La successione primogenita farnesiana
Con una dichiarazione che fonde storia e tradizione, il Gran Maestro ha raccolto il testimone dal suo amato padre. Come figlio primogenito e immediato successore in tutti i suoi diritti, e in conformità con la Costituzione e gli Statuti del Sacro Militare Ordine Costantiniano di San Giorgio. Egli affermava che «assumeva così la successione primogenita farnesiana, lasciata in perpetuo dal Nostro augusto antenato, Sua Maestà il Re Carlo VII di Napoli e V di Sicilia, poi Re Carlo III di Spagna, lascito confermato dal monitorium del 19 dicembre 1763 da Sua Santità Papa Clemente XIII ai discendenti del figlio di Sua Maestà, l’Infante Ferdinando, Nostro augusto antenato, poi Re Ferdinando I delle Due Sicilie, con la quale concessione sussiste nella Nostra persona la successione e l’investitura “ipso facto et de iure” del titolo, dell’ufficio e degli onori di Gran Maestro del Sacro Militare Ordine Costantiniano di San Giorgio, e assumiamo altresì nella Nostra persona il Gran Magistero degli Ordini della Real Casa delle Due Sicilie, tra i quali il Real e Illustrissimo Ordine di San Gennaro occupa una posizione preminente».
Un Gran Magistero basato sul servizio agli altri
L’Ordine Costantiniano è attualmente uno dei più antichi ordini religiosi equestri attivi al mondo. Fondato nell’XI secolo nell’Impero Romano d’Oriente e riconosciuto come ordine religioso della Chiesa Cattolica dal XVI secolo, comprende Cavalieri, Dame e Cappellani organizzati in Reali Commissioni in diversi Paesi dell’Europa e delle Americhe. Impegnati nella Speranza, guardando al Futuro, l’Ordine Costantiniano ha partecipato a progetti umanitari e sociali in Italia, Spagna, Francia, Regno Unito, Portogallo, Perù, Lussemburgo, Austria e Liechtenstein, Brasile, Stati Uniti, San Marino, Antille e Svezia.

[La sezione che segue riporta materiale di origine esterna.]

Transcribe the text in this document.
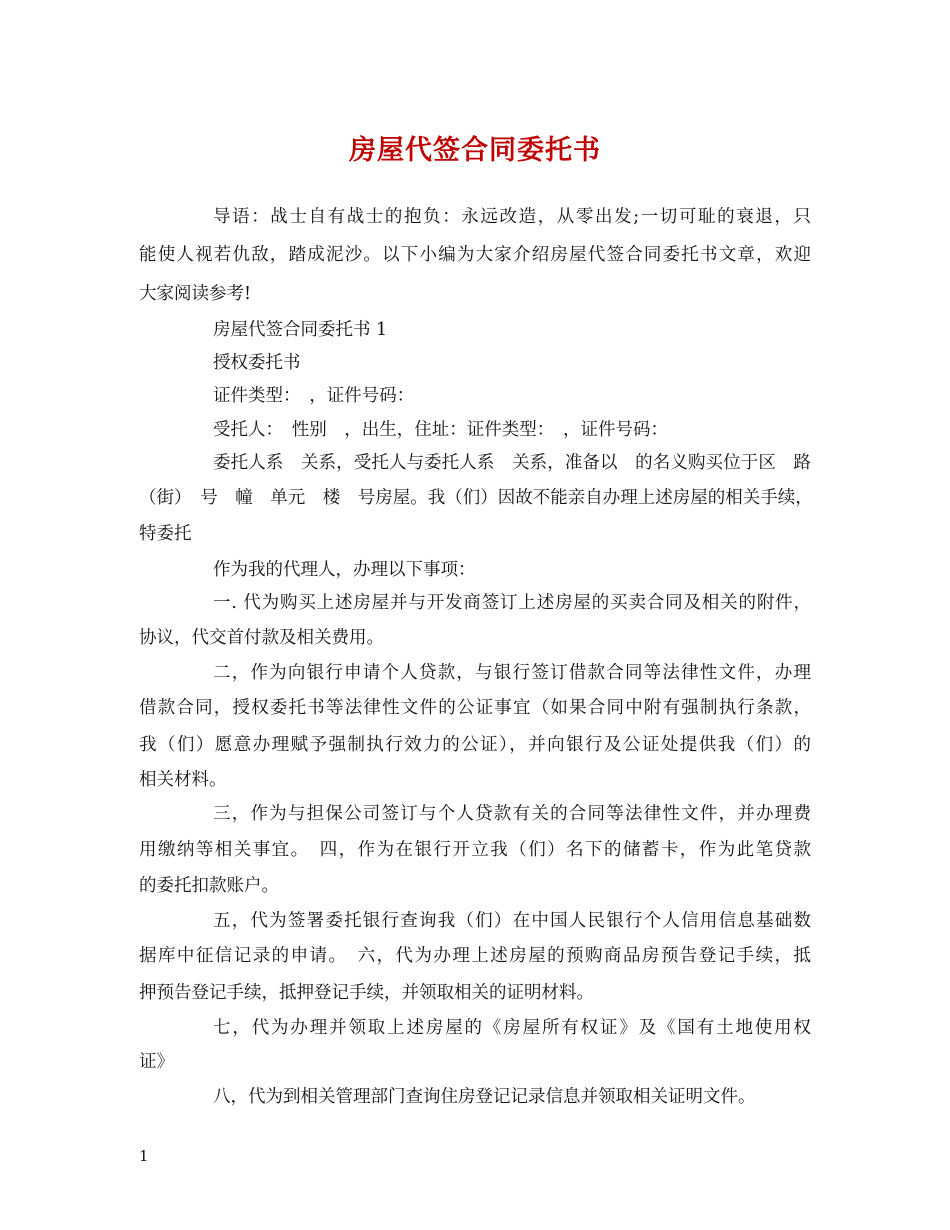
房屋代签合同委托书
导语：战士自有战士的抱负：永远改造，从零出发;一切可耻的衰退，只
能使人视若仇敌，踏成泥沙。以下小编为大家介绍房屋代签合同委托书文章，欢迎
大家阅读参考!
房屋代签合同委托书 1
授权委托书
证件类型：　，证件号码：
受托人：　性别　，出生，住址：证件类型：　，证件号码：
委托人系　关系，受托人与委托人系　关系，准备以　的名义购买位于区　路
（街）　号　幢　单元　楼　号房屋。我（们）因故不能亲自办理上述房屋的相关手续，
特委托
作为我的代理人，办理以下事项：
一. 代为购买上述房屋并与开发商签订上述房屋的买卖合同及相关的附件，
协议，代交首付款及相关费用。
二，作为向银行申请个人贷款，与银行签订借款合同等法律性文件，办理
借款合同，授权委托书等法律性文件的公证事宜（如果合同中附有强制执行条款，
我（们）愿意办理赋予强制执行效力的公证），并向银行及公证处提供我（们）的
相关材料。
三，作为与担保公司签订与个人贷款有关的合同等法律性文件，并办理费
用缴纳等相关事宜。　四，作为在银行开立我（们）名下的储蓄卡，作为此笔贷款
的委托扣款账户。
五，代为签署委托银行查询我（们）在中国人民银行个人信用信息基础数
据库中征信记录的申请。　六，代为办理上述房屋的预购商品房预告登记手续，抵
押预告登记手续，抵押登记手续，并领取相关的证明材料。
七，代为办理并领取上述房屋的《房屋所有权证》及《国有土地使用权
证》
八，代为到相关管理部门查询住房登记记录信息并领取相关证明文件。
1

Altri progetti, come quelli sviluppati in Mali, Libano e Mozambico, sostengono programmi agricoli che miglioreranno le aziende agricole locali. Oltre ai piani d’azione, alla formazione, al supporto, al tutoraggio e all’organizzazione agricola per la popolazione mozambicana impegnata in queste attività. S.A.R. il Gran Maestro ha anche consegnato forniture mediche, contenitori di mangime per il bestiame, migliaia di paia di scarpe, attrezzature agricole e forniture di primo soccorso come contributo Costantiniano al popolo libanese, che sta affrontando una situazione drammatica con continue tensioni al confine, gruppi armati, inflazione dilagante, forze armate incapaci di pagare i propri soldati e innumerevoli altre calamità in un cronico vuoto di potere e nell’incapacità di portare a termine riforme che garantiscano il rispetto dei requisiti nazionali e internazionali. In questo ambito, l’Ordine e il suo Gran Maestro dimostrano il loro impegno e collaborano a questa iniziativa caritatevole, permeata di amore e servizio al prossimo.
S.A.R. il Duca di Calabria, rivolgendosi ai contingenti militari dispiegati in diversi Paesi del mondo, alle comunità, agli ordini religiosi e alle persone dedite alla causa, ha sempre espresso gratitudine, ammirazione e soddisfazione per la professionalità e la competenza con cui viene assolta la missione di garantire, che gli aiuti arrivino “dove devono arrivare”. Le sue parole e il suo esempio sono, sono stati e continueranno ad essere nel cuore dei Confratelli e delle Consorelle Costantiniani, perché la sua generosità e dedizione sono il modello che questa antica istituzione sostiene.
“Creiamo una rete di carità, compassione e solidarietà per i più svantaggiati e accompagniamola con una condotta civica esemplare, da Cavalieri e Dame quali siamo” (S.A.R. il Gran Maestro dell’Ordine Costantiniano).